By default, only selected modifications are displayed in the Mascot search form. If you want to see the complete list, you must go to the search form defaults page and tick the checkbox for ‘Show all mods.’.
In Unimod, both amino acid residues and modifications are defined in terms of their elemental composition. This is important for metabolic labelling, in which the isotopic label is present throughout the peptide backbone.
Adding your own modifications
For an in-house Mascot Server, if you don’t see the modification you require, first check the public Unimod database. If the modification is there, you just need to update the Unimod database on your local Mascot Server (go to the Configuration Editor, Modifications and click ‘Check Unimod’). If the modification is not in Unimod, you can either add it to the public Unimod database and wait for the downloadable file to be rebuilt or use the browser-based Configuration Editor to add it locally:
You can copy and make local edits to Unimod definitions.
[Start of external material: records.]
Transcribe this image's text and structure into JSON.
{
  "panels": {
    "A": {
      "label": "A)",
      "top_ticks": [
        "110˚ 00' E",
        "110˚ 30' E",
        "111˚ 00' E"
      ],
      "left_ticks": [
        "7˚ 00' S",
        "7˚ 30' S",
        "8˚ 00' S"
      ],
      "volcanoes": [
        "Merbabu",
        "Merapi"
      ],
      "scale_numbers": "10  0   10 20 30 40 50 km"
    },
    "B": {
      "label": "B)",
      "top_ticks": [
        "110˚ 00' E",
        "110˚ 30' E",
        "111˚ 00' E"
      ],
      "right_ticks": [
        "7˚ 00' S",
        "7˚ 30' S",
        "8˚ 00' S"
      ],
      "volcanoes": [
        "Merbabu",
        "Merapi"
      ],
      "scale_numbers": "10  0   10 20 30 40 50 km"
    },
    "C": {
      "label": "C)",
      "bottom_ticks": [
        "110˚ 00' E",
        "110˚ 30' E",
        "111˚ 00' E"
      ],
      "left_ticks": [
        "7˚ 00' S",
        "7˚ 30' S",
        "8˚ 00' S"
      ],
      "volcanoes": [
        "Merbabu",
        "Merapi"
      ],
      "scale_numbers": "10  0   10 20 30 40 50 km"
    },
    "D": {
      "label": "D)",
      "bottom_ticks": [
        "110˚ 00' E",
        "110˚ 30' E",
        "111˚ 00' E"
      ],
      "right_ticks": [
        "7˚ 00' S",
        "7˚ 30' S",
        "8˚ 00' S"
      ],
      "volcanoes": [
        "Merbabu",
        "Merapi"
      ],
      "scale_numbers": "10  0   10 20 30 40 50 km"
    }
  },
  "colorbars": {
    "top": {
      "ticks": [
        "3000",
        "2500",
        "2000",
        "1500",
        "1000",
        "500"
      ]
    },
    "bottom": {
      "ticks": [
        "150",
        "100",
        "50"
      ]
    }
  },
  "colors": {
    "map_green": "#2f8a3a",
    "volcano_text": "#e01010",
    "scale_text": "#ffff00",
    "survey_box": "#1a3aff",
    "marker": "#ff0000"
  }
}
You can also define modifications specific to your experiment.
Other useful databases of modifications for reference purposes are RESID, a database contains detailed descriptions of many post-translational modifications, and PSI-MOD.
Grouping of modifications
Some modifications have multiple specificities, e.g. Phospho (ST) and Methyl (DE). This is achieved by giving the specificities the same non-zero group number in the modification definition. For example, Phospho S and T specificities are both group 1, while Y is group 2. The rules governing grouping are:
- Only simple residue specificities can be grouped (Position = Anywhere). You cannot group specificities such N-term Q or group residue with terminus specificities.
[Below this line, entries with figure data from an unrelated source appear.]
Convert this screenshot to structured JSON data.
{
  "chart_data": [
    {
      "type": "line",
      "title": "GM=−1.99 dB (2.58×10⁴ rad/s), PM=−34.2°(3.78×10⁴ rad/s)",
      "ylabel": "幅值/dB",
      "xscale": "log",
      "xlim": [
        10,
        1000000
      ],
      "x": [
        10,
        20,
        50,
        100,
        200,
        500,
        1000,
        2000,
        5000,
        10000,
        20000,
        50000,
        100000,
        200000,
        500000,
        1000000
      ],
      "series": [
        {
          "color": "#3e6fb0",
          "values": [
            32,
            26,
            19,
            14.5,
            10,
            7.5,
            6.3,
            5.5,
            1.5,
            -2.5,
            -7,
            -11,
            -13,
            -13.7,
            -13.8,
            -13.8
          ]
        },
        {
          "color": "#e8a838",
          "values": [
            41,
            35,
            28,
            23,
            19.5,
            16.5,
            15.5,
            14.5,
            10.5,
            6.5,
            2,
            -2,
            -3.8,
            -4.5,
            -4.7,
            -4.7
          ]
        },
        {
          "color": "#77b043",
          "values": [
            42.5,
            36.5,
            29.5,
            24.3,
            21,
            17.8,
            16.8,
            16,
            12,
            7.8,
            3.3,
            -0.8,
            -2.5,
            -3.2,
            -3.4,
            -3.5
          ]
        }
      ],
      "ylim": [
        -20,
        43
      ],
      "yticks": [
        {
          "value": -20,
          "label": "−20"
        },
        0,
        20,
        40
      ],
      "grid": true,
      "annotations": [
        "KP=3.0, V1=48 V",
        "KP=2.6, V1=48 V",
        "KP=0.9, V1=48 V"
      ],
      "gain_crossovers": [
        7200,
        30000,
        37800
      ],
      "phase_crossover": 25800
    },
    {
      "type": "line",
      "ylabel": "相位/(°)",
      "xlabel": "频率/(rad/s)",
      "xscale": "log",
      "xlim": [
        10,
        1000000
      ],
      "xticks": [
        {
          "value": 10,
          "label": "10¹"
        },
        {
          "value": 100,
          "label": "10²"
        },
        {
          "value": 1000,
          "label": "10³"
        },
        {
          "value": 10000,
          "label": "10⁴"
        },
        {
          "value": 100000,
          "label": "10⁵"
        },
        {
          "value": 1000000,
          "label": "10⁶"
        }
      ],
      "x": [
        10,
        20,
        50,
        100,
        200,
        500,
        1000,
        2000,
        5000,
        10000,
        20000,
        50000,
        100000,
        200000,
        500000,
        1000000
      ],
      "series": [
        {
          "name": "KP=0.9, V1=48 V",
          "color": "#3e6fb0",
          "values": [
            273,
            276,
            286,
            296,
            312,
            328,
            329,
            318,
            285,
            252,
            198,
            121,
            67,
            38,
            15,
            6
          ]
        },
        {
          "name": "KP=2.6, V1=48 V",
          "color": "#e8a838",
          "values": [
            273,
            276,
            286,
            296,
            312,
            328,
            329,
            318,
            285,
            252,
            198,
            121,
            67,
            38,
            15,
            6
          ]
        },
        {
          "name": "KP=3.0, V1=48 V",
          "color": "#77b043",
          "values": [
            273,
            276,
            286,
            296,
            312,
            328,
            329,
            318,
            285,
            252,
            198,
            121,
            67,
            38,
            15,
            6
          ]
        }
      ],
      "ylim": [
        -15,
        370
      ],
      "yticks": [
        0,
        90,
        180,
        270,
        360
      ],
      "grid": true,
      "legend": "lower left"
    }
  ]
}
- The neutral loss definitions must be identical. This is why Phospho (Y) cannot be grouped with Phospho (ST).
Fixed and variable modifications with the same specificity
You cannot have two fixed modifications in a search with the same specificity. That is, you cannot have both Carbamidomethyl (C) and Propionamide (C) as fixed modifications.
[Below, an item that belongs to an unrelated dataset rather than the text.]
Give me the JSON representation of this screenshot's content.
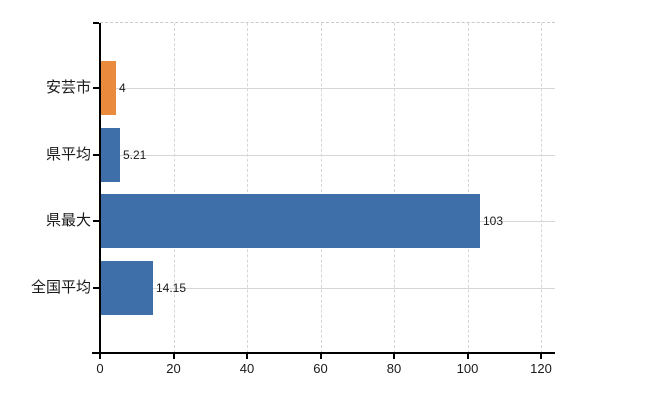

If a search contains a variable modification with the same specificity as a fixed modification, the variable can displace the fixed mod. For example, if Carbamidomethyl (C) and Propionamide (C) were both variable modifications, there would be three possibilities for each cysteine: modified with Carbamidomethyl, modified with Propionamide, or unmodified. If Carbamidomethyl (C) was fixed and Propionamide (C) was variable, then you would only see one or the other; you would never see an unmodified cysteine. If you also want to match peptides with unmodified C, both modifications need to be variable.
A frequently reported problem is getting the error message "Modification conflict" when submitting an iTRAQ or TMT search. This is because the labels are specified in the quantitation method as fixed modifications, and you have either selected them a second time in the search form or chosen another fixed modification with either K or N-term specificity.